Doña Ana hizo una señal a María. Entramos en la sala de audiencias acompañadas de nuestras damas de compañía. Con la mano de Catalina todavía cogida, capté enseguida cuanto me rodeaba. Con el corazón latiendo acelerado, empezaba a comprender la magnificencia del mundo musulmán.

Un espacio inmenso, de color perla y azafrán, se abrió ante mí. No había puertas marcadas, escaleras agobiantes ni pasadizos estrechos. En su lugar, airosos arcos abrían paso a habitaciones donde podía vislumbrar paredes con estucados octogonales y secretas terrazas de mosaico. Jarrones de porcelana velaban bajo tapices de todos los tonos imaginables, oscurecidos por el humo; almohadones mullidos y divanes estaban diseminados por las estancias como si sus ocupantes acabaran de retirarse. A mis pies, un pañuelo retorcido yacía encima del suelo embaldosado. Temí tocarlo, pensando que podría haberlo dejado caer una de las concubinas en su siniestra carrera a la torre.
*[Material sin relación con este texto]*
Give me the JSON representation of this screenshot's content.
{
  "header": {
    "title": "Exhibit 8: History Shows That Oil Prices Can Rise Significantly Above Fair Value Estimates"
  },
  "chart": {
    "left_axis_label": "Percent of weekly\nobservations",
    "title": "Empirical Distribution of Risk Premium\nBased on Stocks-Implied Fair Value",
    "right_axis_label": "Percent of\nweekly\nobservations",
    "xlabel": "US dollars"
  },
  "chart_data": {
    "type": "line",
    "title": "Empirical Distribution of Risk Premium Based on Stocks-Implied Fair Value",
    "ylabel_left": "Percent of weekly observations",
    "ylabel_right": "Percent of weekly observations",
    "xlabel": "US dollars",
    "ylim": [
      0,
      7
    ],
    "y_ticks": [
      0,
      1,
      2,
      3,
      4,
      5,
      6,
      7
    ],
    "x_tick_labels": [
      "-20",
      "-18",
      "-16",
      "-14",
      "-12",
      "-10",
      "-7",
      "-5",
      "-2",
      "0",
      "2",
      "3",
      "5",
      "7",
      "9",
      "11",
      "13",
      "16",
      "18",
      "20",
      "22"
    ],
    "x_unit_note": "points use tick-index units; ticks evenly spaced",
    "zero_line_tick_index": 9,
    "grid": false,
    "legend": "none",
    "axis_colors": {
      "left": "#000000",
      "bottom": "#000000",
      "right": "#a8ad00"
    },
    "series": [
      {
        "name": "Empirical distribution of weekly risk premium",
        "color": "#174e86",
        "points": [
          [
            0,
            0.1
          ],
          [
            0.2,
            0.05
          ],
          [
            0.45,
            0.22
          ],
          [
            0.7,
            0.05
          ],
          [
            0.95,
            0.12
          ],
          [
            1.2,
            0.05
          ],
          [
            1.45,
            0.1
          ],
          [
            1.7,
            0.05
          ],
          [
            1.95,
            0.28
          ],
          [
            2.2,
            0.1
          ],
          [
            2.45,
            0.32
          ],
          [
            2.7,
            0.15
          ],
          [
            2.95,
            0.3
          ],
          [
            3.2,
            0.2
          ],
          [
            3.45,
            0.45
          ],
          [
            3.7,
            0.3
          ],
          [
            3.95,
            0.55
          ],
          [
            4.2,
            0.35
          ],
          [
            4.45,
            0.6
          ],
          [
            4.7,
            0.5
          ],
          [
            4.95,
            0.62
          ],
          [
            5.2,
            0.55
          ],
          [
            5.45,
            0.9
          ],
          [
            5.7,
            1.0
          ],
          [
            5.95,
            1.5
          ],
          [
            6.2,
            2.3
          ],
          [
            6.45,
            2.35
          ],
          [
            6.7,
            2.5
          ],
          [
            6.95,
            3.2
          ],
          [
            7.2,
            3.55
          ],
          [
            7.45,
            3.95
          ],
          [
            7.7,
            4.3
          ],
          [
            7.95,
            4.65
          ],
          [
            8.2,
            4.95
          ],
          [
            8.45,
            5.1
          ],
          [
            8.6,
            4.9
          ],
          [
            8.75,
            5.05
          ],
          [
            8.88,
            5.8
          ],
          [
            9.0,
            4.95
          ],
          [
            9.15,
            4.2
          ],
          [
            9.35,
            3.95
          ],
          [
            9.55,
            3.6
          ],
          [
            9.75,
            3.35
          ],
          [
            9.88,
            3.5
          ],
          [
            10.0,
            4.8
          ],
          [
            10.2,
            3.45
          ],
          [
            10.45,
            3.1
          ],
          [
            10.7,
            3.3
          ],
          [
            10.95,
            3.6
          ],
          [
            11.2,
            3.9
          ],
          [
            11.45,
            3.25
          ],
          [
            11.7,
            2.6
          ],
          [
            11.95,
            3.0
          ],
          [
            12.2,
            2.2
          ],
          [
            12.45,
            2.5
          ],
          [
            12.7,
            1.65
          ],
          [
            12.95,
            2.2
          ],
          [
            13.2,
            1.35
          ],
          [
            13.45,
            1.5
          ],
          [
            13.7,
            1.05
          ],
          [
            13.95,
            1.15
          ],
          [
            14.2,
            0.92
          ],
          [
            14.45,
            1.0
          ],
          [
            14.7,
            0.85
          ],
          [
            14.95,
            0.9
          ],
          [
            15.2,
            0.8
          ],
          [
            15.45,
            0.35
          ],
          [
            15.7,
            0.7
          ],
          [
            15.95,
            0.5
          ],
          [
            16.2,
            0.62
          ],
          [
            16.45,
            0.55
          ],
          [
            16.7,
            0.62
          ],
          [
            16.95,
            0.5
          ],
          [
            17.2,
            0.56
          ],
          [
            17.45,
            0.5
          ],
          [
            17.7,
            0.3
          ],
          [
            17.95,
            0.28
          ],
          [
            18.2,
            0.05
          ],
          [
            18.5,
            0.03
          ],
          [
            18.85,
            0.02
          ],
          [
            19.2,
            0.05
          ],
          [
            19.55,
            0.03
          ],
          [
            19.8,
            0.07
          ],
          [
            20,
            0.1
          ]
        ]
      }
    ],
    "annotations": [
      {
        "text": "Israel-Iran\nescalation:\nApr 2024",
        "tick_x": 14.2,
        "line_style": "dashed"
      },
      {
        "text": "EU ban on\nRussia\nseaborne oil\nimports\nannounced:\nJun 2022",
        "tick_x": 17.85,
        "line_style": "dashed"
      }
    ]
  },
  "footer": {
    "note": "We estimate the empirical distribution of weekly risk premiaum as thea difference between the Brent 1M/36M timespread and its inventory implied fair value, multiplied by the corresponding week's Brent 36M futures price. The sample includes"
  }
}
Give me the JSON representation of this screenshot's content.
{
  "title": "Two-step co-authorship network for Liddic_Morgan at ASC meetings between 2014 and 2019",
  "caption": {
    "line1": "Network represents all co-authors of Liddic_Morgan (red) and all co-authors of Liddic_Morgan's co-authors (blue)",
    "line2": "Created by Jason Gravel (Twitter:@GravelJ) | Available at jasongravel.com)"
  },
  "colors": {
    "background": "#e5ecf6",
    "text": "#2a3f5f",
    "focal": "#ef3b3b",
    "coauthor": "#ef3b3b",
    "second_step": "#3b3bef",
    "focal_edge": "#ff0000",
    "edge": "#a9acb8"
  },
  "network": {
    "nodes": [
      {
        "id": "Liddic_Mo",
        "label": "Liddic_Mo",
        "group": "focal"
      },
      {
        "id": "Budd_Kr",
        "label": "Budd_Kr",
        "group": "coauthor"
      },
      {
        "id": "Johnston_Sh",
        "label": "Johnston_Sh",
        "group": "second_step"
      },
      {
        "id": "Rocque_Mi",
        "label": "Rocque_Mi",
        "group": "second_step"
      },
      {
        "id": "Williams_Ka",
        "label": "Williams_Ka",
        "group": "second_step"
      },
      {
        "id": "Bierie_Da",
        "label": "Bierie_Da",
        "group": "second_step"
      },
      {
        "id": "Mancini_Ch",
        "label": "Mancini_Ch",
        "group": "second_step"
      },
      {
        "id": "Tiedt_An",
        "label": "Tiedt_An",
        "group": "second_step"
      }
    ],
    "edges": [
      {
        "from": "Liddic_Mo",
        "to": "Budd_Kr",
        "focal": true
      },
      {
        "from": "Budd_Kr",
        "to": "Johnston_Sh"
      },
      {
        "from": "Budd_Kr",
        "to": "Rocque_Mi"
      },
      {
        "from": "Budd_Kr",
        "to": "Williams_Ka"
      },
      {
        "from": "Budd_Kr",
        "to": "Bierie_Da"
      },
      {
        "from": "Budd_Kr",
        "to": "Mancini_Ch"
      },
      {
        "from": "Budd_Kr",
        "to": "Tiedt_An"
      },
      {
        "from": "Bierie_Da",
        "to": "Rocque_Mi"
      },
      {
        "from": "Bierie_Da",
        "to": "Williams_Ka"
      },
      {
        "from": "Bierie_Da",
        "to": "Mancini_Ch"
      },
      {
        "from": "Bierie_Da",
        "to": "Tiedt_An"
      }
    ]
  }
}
Había vivido en la ignorancia. Nadie me había dicho que los herejes podían crear algo tan hermoso. Levanté la vista para contemplar una cúpula invertida. Alrededor de su perímetro, las caras pintadas de los califas muertos me miraban fijamente con un lacónico reproche. Me removí en mi sitio, abrumada. Ahora comprendía el motivo por el que las concubinas habían escogido la muerte. Como Boabdil, no soportaban la idea de vivir lejos de este paraíso que había sido su hogar.

Un olor a almizcle me invadió. Oía correr el agua por todas partes, un murmullo constante que recorría los canalillos labrados en los suelos de mármol, desaguando en las piletas de alabastro para bailar en las fuentes de los patios.

Me detuve. Un suspiro recorrió las pilastras erizándome los pelos de la nuca. Catalina susurró:

—¿Qué ocurre, hermana? ¿Qué has oído?

Sacudí la cabeza. No podía explicarlo.

¿Quién me habría creído si hubiera dicho que había escuchado el lamento del moro?